The boy haunted Luke because of his southernness, and he thought it unnatural that any southerner could flourish between the Hudson and East rivers after growing up in the softer, more forgiving zones of the South. A southerner had to change too dramatically to become a New Yorker, Luke thought. He explained his newly conceived theory to Savannah and me over croissants and French coffee at breakfast one morning.
“It??
?s like a trout trying to become a streetcar, Savannah,” Luke said, pointing at her with his croissant. “It just wasn’t meant to be. You’ll see. You may pretend you’re a New Yorker, but you’re southern to the bone, Savannah. It don’t wash out.”
“My brother, the redneck philosopher,” Savannah said, pouring more coffee.
“I don’t mind being a redneck,” Luke said. “The only thing wrong with rednecks is that they hate niggers and most everything else. I don’t hate anybody. Except New Yorkers. I’m learning to hate eight million of these scumbags because they let kids curl up and die on benches and old men rot in doorways. I can’t understand people like that.”

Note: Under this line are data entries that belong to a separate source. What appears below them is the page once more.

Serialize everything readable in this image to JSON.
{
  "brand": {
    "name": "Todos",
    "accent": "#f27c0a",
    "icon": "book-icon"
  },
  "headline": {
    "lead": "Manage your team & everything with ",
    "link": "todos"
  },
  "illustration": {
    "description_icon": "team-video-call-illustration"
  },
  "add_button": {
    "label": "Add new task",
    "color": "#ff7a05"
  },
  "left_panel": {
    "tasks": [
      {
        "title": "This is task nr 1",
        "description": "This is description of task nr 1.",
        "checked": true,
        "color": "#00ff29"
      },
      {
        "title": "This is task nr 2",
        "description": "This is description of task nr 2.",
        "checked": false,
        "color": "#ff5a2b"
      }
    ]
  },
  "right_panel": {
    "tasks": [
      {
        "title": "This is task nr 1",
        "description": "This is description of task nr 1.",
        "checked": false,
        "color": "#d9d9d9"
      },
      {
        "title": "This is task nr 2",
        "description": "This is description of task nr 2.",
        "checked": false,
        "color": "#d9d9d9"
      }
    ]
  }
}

“Don’t you like my friends, Luke?”
“They’re okay, Savannah. Not great, mind you, just okay. I want to be perfectly honest. I see the way they look at Tom and me. I mean, they were actually surprised that we could talk, coming from South Carolina and all. That one critter that introduced you at the reading laughed every time I opened my mouth.”
“He loved your southern accent. He told me so later. He said it was like being at the movies.”
“No movie. He was talking to Luke Wingo and I could tell that boy never caught a fish in his life except if it was wrapped and frozen in the A & P.”
“He’s a poet and an intellectual, Luke,” Savannah said, growing exasperated. “It’s not his job to catch fish.”